This work addresses the limitation of machine-learned interatomic potentials, whose performance is constrained by the diversity and informativeness of training data, while conventional sampling methods remain inefficient. The authors propose Stein Kernelized Molecular Dynamics (SKMD), which for the first time integrates Stein variational gradient descent into molecular dynamics sampling. By combining a global atomic descriptor kernel, an asynchronous particle update mechanism, and a symmetry-aware configuration similarity metric, SKMD enables efficient active exploration of high-information configurations while rigorously preserving the Boltzmann distribution. Through an adaptive online selection strategy, the method significantly reduces the number of iterations and enhances model accuracy at equal sampling cost, as demonstrated on the Müller-Brown potential and MACE fine-tuning for alanine dipeptide, effectively balancing exploration and exploitation.

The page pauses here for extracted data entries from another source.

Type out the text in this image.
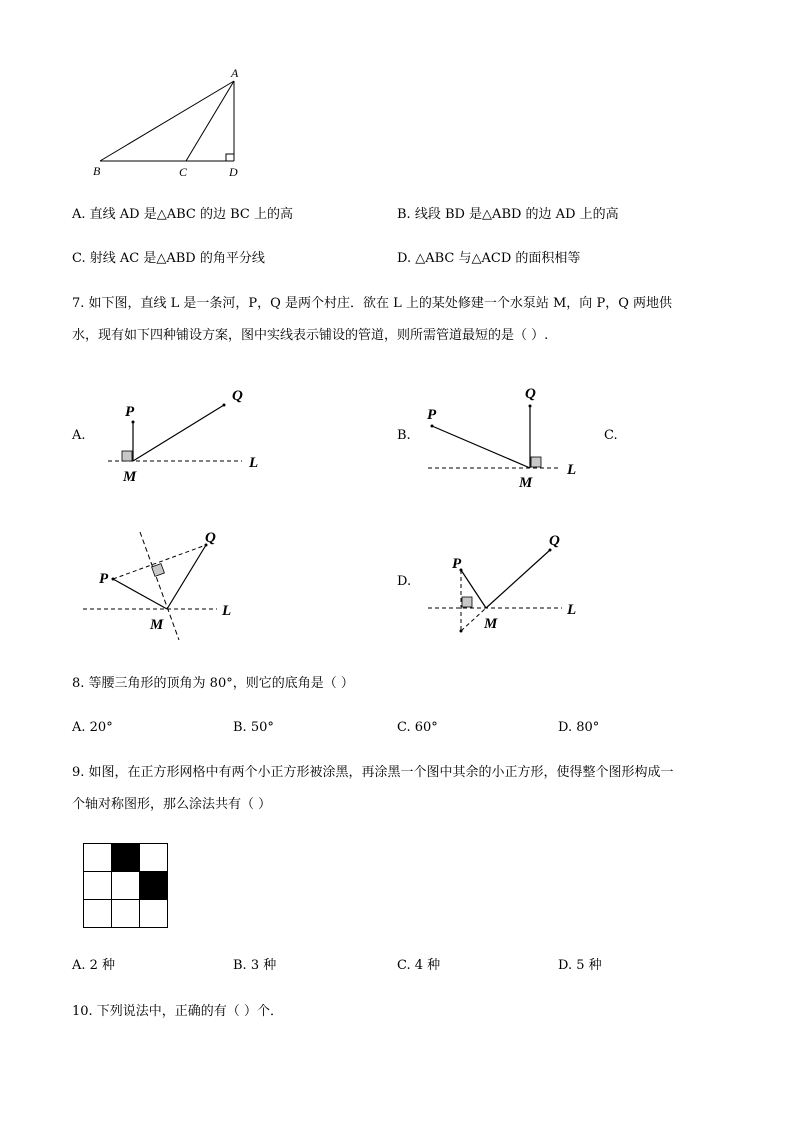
A
B	C	D
A. 直线 AD 是△ABC 的边 BC 上的高	B. 线段 BD 是△ABD 的边 AD 上的高
C. 射线 AC 是△ABD 的角平分线	D. △ABC 与△ACD 的面积相等
7. 如下图，直线 L 是一条河，P，Q 是两个村庄．欲在 L 上的某处修建一个水泵站 M，向 P，Q 两地供
水，现有如下四种铺设方案，图中实线表示铺设的管道，则所需管道最短的是（ ）.
A.	B.	C.
D.
P
Q
M
L
P
Q
M
L
P
Q
M
L
P
Q
M
L
8. 等腰三角形的顶角为 80°，则它的底角是（ ）
A. 20°	B. 50°	C. 60°	D. 80°
9. 如图，在正方形网格中有两个小正方形被涂黑，再涂黑一个图中其余的小正方形，使得整个图形构成一
个轴对称图形，那么涂法共有（ ）
A. 2 种	B. 3 种	C. 4 种	D. 5 种
10. 下列说法中，正确的有（ ）个．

Machine learning interatomic potentials (MLIPs) enable efficient and accurate atomistic simulations but depend critically on the quality and diversity of the training data. We introduce Stein kernelized molecular dynamics (SKMD), an enhanced sampling method that uses interacting particle dynamics to acquire informative training configurations for the active learning and fine-tuning of MLIPs. SKMD corresponds to a stochastic variant of Stein variational gradient descent that is adapted for molecular dynamics by incorporating asynchronous particle updates and a kernel of global atomic descriptors, which provides a symmetry-aware measure of configurational similarity. Unlike other enhanced samplers used in molecular dynamics, SKMD preserves the Boltzmann distribution as the asymptotic distribution of the dynamics. This property enforces a balance between the exploration of diverse configurations and attraction toward high-probability regions of the energy landscape. We further propose an approach to efficient online data acquisition using an adaptive stopping criterion that selects non-redundant training data over the course of simulation. We demonstrate SKMD for the active learning of a neural network model of the Müller-Brown potential and the fine-tuning of a MACE interatomic potential for alanine dipeptide. Compared to active learning baselines, our method achieves higher model accuracy in fewer training iterations with the same number of acquired training samples.